Le désarroi de Catherine s’accroissait comme si les circonstances passées revivaient devant elle. Raoul, qui sentait que toute tentative pour la réconforter serait vaine, la pressa d’achever.

« Oui, oui, dit-elle, cela vaut mieux, mais vous comprenez à quel point cette mort me parut suspecte. À l’heure même où Dominique Vauchel allait, sans aucun doute, me donner le mot de l’énigme, il mourait. Ne devais-je pas soupçonner qu’il avait été tué, et tué, justement pour empêcher toute explication entre lui et moi ? Ce meurtre, je ne pus en avoir la preuve matérielle. Cependant le docteur de Lillebonne, tout en déclarant que la mort avait été accidentelle, et produite par la chute d’un arbre, s’étonna, devant moi, de certaines anomalies troublantes, comme la découverte d’une blessure à la tête. Il n’y porta d’ailleurs pas attention et signa son procès-verbal. Mais je me rendis sur le lieu de l’accident et trouvai, non loin de là, un gourdin.

— Qui accuser ? interrompit Raoul, mais évidemment l’individu dont vous aviez surpris la silhouette derrière la cabane de la mère Vauchel et qui savait que, le lendemain, vous seriez renseignée sur le mystère des trois saules.

— C’est ce que je supposai, dit Catherine, et cette supposition, la pauvre mère de la victime ne manqua pas, à son insu du reste, de l’entrevoir et de la renforcer en moi.

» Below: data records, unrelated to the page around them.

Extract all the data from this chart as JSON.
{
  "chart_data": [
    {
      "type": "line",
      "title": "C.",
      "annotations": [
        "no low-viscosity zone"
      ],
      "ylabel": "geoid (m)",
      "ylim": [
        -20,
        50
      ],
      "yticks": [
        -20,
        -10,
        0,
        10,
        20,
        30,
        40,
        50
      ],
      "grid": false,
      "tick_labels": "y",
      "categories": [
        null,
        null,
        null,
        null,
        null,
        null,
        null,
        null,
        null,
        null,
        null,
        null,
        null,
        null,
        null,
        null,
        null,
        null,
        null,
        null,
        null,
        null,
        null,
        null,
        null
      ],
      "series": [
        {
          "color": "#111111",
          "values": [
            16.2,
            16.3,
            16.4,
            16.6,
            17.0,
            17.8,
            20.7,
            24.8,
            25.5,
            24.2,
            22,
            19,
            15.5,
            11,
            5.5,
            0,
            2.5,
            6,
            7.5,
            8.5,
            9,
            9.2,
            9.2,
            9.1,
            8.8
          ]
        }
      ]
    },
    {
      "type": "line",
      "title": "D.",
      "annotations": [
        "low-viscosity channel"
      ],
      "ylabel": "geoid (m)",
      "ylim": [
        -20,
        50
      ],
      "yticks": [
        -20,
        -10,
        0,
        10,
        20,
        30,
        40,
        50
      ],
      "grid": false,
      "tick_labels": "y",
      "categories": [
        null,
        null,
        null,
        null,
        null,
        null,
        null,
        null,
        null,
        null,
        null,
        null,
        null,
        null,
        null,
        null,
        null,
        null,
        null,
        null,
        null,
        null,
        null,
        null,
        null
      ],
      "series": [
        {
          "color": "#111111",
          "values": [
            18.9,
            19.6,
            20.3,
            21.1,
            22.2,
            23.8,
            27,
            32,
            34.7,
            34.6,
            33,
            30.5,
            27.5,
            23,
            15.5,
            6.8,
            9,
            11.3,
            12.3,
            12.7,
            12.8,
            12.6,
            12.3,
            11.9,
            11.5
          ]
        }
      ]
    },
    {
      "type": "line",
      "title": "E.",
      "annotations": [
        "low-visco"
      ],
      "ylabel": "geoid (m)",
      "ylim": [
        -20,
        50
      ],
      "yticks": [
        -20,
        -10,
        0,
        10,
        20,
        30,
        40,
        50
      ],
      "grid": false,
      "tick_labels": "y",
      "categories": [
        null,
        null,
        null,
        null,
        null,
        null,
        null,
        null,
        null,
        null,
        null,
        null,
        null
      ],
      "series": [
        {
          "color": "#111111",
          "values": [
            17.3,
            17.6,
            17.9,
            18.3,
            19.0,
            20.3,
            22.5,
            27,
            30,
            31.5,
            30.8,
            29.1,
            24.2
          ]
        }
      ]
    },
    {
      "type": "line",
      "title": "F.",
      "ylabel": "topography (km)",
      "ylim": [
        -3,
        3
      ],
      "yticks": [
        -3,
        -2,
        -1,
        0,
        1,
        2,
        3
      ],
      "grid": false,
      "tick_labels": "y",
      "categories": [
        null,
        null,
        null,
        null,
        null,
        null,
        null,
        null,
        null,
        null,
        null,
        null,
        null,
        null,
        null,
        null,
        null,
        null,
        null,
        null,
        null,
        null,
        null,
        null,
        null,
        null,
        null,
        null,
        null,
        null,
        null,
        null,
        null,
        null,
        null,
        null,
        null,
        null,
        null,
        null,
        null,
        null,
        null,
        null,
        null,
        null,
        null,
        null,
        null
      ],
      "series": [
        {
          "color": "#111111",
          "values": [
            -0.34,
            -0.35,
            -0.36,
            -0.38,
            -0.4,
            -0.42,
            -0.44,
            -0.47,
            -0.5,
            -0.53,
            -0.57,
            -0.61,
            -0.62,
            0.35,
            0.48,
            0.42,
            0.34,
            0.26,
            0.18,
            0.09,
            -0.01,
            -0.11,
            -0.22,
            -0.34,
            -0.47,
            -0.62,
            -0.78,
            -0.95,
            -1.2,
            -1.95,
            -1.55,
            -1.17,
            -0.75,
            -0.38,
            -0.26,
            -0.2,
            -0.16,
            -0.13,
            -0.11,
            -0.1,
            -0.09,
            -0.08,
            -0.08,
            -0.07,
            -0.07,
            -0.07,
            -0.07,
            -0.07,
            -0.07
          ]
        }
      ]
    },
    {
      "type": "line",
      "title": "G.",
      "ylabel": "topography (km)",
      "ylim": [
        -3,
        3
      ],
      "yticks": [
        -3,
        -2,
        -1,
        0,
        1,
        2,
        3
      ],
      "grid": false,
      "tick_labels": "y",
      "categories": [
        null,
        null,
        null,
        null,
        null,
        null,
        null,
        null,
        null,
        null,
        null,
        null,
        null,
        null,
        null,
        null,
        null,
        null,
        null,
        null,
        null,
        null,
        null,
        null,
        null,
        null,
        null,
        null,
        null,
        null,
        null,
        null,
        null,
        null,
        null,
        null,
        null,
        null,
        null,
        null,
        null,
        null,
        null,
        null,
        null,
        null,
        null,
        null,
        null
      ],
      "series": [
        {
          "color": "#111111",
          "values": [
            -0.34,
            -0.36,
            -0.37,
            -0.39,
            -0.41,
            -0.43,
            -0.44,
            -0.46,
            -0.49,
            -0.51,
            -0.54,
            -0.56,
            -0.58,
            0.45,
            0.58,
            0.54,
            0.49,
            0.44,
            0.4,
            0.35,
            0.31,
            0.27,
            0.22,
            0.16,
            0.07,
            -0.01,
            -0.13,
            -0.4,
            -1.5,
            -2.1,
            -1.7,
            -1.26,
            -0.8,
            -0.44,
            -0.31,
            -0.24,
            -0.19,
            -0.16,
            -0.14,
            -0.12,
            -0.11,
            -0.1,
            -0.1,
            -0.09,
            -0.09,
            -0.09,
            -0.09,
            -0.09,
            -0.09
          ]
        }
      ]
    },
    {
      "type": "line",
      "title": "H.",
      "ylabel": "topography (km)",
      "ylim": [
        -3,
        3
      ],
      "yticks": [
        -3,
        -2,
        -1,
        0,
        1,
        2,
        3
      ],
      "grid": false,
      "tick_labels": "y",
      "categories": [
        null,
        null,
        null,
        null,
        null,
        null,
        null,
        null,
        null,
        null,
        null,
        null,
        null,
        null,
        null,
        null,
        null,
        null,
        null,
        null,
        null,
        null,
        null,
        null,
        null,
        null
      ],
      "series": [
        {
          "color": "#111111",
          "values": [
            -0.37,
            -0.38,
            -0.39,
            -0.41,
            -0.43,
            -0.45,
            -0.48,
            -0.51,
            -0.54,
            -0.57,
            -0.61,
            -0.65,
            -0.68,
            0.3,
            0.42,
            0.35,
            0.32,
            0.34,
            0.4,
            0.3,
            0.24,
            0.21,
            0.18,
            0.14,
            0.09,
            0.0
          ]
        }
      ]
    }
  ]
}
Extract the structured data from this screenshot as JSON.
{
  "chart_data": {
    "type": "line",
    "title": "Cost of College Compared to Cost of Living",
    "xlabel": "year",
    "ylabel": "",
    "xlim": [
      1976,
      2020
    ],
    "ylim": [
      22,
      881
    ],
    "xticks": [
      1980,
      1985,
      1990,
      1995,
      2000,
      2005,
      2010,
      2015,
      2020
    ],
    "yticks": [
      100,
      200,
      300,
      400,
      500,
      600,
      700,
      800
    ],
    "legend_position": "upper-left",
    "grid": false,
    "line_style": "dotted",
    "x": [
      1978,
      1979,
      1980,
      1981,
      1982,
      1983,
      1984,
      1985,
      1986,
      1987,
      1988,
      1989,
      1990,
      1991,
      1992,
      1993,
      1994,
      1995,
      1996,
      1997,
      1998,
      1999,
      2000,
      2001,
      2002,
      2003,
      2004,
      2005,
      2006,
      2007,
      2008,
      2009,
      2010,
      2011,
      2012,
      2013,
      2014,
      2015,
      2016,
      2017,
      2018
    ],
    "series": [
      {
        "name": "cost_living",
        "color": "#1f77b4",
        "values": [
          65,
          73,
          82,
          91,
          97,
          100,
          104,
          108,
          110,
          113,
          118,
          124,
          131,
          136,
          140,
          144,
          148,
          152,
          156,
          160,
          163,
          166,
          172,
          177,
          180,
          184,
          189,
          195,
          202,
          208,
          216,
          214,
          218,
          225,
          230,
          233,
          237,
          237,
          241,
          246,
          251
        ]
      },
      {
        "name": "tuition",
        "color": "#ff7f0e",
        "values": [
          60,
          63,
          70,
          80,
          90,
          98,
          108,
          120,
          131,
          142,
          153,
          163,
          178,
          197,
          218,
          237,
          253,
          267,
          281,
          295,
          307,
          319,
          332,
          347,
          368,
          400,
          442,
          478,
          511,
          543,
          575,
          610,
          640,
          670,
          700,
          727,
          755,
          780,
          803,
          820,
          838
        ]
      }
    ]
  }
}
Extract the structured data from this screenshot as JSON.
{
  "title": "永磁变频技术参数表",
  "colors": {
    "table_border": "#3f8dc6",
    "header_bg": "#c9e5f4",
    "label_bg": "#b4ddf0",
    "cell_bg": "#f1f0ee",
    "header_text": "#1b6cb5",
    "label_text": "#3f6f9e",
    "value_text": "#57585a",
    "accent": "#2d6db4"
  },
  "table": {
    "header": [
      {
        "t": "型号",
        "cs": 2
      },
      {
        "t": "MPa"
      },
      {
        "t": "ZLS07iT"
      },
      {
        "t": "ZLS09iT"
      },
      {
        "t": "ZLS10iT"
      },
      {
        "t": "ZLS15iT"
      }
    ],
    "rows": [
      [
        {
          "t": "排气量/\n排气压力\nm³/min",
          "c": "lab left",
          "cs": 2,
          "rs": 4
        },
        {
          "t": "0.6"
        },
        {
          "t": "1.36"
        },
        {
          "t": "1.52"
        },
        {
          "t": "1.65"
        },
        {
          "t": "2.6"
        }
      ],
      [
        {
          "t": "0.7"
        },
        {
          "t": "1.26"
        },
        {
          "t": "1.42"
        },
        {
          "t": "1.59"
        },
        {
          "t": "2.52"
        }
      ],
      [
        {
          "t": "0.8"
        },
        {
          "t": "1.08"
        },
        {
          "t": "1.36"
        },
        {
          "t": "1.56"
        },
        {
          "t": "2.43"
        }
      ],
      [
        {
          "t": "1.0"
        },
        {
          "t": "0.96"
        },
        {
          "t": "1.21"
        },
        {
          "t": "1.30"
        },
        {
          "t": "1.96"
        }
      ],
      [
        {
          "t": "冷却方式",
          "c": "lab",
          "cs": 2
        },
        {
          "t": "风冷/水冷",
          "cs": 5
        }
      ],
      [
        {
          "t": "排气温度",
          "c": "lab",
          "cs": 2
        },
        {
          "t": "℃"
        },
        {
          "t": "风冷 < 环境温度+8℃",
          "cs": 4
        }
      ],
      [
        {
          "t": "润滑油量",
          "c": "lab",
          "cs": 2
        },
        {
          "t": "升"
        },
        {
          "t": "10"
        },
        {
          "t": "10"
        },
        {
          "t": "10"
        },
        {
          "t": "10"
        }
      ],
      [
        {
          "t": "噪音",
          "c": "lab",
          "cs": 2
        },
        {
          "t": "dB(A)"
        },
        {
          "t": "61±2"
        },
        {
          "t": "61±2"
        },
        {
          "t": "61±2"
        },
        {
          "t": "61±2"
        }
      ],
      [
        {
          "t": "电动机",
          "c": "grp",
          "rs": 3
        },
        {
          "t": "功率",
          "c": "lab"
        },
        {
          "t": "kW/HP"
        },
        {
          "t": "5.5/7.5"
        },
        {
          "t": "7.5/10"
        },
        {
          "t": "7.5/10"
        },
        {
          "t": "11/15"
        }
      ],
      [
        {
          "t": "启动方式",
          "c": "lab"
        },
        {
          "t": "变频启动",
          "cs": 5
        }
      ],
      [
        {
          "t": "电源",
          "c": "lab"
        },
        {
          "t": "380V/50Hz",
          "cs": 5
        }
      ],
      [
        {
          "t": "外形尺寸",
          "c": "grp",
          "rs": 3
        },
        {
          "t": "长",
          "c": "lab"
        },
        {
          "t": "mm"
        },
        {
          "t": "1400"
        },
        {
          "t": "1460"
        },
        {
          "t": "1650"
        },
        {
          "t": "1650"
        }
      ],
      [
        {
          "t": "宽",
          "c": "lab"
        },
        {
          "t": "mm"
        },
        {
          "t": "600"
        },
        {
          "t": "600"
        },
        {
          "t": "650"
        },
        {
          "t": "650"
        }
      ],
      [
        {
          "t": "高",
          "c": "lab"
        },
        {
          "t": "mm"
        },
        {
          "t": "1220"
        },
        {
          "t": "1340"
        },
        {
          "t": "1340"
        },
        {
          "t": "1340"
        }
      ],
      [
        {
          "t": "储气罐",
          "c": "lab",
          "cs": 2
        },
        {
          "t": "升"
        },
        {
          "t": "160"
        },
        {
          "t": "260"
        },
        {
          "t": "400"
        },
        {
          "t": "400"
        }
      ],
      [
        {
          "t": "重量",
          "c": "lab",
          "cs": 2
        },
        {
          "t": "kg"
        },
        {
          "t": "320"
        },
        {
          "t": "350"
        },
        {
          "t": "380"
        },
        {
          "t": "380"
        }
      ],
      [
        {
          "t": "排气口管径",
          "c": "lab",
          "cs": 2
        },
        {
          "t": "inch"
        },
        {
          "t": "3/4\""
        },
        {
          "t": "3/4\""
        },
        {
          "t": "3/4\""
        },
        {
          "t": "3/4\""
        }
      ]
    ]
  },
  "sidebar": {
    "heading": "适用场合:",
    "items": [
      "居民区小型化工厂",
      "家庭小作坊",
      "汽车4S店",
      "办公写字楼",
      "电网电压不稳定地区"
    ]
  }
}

Chaque fois que je montais rejoindre mon fiancé, j’étais sûre de la rencontrer. Elle ne me cherchait pas, mais un hasard obstiné la mettait toujours sur ma route. Alors elle s’arrêtait quelques secondes, fouillait dans sa mémoire abolie, et scandait, en hochant la tête : “Les trois chaules… faut prendre garde, ma jolie demoiselle, les trois chaules.”